The study attempts to investigate the significant spatiotemporal variations in the continental United States’ streamflow as a response to large-scale climate signals across multiple spectral bands (SBs). Using non-parametric (long-term) trend and (abrupt) shift detection tests, coupled with discrete wavelet transform, 237 unimpaired streamflow stations were analyzed over a study period of 62 years (1951 to 2012), looking at the water year and seasonal data, along with three discrete SBs of two, four, and eight years. Wavelet coherence analysis, derived from continuous wavelet transform, determined the association between the regional streamflow patterns and three large-scale climate signals, i.e., El Nino Southern Oscillation (ENSO), Pacific Decadal Oscillation (PDO), and Atlantic Multi-decadal Oscillation (AMO), across continuous SBs ranging from two to 16 years.
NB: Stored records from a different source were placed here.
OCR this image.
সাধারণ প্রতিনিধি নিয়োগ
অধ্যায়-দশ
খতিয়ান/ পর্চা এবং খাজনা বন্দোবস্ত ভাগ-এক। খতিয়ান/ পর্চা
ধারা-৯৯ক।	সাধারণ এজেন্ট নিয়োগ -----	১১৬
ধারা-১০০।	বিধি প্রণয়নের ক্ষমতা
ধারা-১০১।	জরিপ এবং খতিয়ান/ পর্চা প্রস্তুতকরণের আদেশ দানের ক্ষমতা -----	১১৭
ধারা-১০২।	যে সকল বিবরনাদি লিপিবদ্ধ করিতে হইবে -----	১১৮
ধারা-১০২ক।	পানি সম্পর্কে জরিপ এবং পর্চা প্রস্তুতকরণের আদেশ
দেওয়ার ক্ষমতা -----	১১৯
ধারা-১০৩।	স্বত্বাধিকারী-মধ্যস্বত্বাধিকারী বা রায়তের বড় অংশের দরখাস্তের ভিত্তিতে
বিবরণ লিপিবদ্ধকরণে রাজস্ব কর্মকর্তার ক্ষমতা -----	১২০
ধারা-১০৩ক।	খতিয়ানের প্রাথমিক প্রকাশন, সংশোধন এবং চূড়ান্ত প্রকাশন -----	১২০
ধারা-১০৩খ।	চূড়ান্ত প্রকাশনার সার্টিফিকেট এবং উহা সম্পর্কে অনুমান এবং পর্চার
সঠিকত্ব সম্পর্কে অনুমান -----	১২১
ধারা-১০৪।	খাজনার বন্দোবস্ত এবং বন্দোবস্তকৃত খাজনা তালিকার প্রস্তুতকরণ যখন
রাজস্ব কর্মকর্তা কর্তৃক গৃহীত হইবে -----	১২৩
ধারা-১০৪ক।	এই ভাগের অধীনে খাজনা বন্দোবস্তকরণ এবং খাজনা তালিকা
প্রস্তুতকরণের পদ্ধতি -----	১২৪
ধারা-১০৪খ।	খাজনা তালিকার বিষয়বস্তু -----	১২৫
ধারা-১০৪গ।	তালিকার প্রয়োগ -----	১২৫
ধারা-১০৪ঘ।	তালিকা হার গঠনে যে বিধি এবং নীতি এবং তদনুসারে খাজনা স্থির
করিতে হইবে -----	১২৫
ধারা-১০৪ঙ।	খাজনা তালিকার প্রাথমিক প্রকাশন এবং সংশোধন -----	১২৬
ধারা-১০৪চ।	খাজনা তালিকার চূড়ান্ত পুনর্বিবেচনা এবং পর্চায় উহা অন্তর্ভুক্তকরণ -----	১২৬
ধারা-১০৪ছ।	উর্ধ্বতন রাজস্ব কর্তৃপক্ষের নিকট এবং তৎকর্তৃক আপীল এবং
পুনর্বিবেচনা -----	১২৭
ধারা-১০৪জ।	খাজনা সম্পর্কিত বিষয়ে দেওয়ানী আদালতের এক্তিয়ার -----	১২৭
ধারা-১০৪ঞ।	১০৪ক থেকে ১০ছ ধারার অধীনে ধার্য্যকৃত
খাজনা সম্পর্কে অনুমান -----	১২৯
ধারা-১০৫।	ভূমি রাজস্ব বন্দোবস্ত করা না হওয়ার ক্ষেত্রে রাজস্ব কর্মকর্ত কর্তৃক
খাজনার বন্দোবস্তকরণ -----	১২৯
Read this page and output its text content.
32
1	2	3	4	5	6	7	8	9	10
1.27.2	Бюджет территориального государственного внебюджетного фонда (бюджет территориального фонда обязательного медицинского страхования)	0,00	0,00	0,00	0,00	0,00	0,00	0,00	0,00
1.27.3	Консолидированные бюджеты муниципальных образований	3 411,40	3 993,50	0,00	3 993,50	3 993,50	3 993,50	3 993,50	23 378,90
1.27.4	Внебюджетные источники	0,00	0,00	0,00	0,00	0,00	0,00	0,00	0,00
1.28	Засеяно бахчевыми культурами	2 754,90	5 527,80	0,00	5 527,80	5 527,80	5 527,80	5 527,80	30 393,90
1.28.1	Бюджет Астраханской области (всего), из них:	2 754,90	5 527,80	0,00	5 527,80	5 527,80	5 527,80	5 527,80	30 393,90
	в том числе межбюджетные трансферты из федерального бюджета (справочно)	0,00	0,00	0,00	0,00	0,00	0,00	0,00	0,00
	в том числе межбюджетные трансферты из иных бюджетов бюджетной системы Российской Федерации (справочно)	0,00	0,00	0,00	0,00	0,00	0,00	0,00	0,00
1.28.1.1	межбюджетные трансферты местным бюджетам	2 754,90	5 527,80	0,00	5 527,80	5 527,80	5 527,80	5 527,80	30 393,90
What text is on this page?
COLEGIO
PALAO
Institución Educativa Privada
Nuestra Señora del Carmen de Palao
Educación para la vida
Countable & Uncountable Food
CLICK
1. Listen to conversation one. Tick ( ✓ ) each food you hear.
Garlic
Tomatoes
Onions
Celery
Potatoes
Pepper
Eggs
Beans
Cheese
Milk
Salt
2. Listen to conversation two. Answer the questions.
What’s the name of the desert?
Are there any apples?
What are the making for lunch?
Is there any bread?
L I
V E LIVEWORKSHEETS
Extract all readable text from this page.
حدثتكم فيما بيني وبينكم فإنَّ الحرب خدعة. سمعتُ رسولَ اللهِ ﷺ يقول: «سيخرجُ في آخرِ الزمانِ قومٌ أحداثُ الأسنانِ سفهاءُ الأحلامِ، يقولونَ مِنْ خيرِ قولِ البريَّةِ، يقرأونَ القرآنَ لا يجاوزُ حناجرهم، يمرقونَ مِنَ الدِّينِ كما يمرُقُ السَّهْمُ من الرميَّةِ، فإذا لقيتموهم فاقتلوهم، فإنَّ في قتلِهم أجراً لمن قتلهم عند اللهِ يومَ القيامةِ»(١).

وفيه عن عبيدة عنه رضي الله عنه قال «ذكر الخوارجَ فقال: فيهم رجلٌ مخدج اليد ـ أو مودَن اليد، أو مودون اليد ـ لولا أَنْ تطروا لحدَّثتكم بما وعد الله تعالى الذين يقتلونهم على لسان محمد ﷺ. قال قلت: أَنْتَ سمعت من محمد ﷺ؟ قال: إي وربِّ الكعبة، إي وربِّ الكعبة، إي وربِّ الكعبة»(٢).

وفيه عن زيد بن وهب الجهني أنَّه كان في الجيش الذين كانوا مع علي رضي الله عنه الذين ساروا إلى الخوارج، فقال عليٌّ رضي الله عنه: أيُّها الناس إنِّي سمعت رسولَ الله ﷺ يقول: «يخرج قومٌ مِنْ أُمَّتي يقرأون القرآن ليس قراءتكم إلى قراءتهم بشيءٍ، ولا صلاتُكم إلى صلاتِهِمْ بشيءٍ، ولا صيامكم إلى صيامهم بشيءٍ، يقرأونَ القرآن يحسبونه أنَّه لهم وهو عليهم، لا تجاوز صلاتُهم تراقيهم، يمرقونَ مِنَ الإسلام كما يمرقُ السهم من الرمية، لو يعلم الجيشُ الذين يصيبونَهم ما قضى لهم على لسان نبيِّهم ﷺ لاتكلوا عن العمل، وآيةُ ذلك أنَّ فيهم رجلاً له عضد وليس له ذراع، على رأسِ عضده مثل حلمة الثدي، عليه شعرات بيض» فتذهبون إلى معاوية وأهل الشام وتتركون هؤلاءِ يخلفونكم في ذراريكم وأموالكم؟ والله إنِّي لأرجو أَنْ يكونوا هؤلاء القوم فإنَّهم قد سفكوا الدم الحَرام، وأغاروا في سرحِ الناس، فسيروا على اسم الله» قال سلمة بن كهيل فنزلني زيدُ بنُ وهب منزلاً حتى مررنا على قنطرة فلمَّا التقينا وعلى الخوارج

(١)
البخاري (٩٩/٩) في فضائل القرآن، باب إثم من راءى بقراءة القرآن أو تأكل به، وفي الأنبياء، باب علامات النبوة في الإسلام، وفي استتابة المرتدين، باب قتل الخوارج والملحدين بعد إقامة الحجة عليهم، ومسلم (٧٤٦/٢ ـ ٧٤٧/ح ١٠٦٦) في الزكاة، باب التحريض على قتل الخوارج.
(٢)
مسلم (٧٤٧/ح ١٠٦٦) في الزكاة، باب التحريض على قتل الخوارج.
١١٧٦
The results indicated significant positive (negative) trends and shifts in the northeastern and north-central (northwestern) regions with an increase in the number of stations as the SBs increased. The spatiotemporal association between regional streamflow and the climate signals varied significantly (from no correlation, Rn2~ 0, to perfect correlation, Rn2~ 1.0) even amongst adjacent regions. Among the climate signals, ENSO showed the highest association (Rn2~ 1.0), having a consistent phase relationship with the regional streamflow patterns, especially in the higher SBs. PDO (with the least influence among the three signals) and AMO showed stronger associations, mostly in the lower SBs. These results may help explain the teleconnections between the climate signals and the US streamflow variations across multiple SBs, which may lead to improved regional flow regulations.